Biden’s unique inauguration
Dominique Jeter (TheLorian)
Following an monumental election in Nov. 2020, 2021 began with a tense change of power. With an increase of security, Joe Biden was sworn in as the new president of the United States.
This year’s inauguration, which occurred on Jan. 20, is one that has made history for numerous reasons. Kamala Harris made history not only as the first female vice president, but also as the first female who is of African-American and South Asian descent. The same was for President Barack Obama when he became the first male African American president in 2012.
Harris is also now known for her famous combination of “Chuck-and-Pearls” symbolizing the pearls she wears around her neck and the Converse sneakers she wore during her presidential run with Biden. During this election, many younger voters came out and exercised their right to vote, especially the minority population; therefore changing some states that were not even consider swing states, such as Georgia.
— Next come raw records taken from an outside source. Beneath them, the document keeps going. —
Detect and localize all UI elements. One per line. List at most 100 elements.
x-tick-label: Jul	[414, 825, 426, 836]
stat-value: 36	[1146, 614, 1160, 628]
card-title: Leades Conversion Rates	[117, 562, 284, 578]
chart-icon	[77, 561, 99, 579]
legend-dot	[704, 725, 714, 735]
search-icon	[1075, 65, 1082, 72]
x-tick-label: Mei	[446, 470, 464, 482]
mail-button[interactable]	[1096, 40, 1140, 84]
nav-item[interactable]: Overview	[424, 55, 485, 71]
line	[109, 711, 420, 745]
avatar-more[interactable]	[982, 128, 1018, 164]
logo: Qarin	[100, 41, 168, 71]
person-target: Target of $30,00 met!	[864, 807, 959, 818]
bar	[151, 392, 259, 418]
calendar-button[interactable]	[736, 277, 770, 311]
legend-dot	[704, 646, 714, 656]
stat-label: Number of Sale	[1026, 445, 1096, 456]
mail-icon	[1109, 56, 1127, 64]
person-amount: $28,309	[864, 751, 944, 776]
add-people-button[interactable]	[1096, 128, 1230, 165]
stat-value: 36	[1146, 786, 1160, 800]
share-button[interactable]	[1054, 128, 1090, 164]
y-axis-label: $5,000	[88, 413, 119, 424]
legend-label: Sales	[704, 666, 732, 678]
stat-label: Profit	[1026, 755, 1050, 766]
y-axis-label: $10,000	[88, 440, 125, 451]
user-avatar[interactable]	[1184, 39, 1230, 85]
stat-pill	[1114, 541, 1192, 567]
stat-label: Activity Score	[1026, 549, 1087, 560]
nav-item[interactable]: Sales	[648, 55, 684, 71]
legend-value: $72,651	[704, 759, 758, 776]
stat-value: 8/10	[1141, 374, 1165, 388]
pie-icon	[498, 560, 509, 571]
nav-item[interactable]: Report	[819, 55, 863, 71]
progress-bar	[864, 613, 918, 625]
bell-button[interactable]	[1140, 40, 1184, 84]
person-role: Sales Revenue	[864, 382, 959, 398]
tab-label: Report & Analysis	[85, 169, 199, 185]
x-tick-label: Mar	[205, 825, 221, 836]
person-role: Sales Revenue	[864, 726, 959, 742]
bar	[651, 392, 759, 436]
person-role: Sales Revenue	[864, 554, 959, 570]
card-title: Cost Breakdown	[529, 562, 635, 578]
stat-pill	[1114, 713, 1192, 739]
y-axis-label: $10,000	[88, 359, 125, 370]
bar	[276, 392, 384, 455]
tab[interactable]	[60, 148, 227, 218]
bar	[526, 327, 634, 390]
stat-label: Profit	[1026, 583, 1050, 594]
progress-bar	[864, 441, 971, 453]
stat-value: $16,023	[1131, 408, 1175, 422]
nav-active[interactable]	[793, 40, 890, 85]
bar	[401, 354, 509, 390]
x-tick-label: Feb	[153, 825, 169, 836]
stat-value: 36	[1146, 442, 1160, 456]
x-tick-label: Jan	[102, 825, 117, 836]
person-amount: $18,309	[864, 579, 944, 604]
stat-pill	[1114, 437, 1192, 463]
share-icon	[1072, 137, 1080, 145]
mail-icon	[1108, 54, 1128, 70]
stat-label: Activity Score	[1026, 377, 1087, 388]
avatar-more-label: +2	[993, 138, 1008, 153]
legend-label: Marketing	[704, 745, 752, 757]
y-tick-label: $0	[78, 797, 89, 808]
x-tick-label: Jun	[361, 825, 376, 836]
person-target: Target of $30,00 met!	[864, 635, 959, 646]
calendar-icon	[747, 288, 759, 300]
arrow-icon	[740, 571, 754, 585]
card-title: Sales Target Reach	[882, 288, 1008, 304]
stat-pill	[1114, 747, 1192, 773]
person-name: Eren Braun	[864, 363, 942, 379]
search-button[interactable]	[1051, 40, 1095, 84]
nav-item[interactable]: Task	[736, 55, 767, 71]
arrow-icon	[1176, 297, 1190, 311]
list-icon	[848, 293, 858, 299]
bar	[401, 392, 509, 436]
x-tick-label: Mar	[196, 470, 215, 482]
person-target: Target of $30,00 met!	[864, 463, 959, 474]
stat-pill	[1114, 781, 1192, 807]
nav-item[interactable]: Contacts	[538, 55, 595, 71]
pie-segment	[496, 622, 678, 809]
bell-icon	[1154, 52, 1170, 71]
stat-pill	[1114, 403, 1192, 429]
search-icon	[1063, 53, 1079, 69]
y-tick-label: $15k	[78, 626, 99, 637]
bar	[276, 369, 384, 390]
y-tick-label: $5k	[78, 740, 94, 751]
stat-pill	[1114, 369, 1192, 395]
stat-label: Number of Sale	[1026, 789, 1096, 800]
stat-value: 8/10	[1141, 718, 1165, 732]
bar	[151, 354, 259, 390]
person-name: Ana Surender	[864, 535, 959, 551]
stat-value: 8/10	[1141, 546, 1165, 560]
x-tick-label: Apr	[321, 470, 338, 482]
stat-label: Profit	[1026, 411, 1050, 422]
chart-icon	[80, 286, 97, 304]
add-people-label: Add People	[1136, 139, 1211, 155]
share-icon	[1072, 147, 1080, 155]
Harris is becoming an inspiration to young girls and older women across the country by breaking the stereotypical barriers. Harris made the comment, “I always say this: I may be the first to do many things—make sure I’m not the last.” Within the first 100 days, President Biden is already trying to reverse some the bills and legislation that former-President Donald Trump passed. Harris is working on things to address the COVID-19 pandemic and how they can help front-line essential workers with childcare, while also avoiding foreclosures and evictions. These two things are often accompanied with a pandemic.
Former-President Trump also made history during this inauguration by being the first president in 150 years to boycott his other opponents’ success and not attend the inauguration. Trump immediately left and went to one of his homes in Florida, according to numerous news sources. Many are not surprised that this occurred after his previous denial of not winning the election against President Biden, and the disappointing event that happened at the Capital in Washington D.C. in which lives were lost.
Now that the inauguration is over, both sides will be watching to see what President Biden and Vice-President Harris will accomplishment in their first 100 days, and what precedents they will set for their term.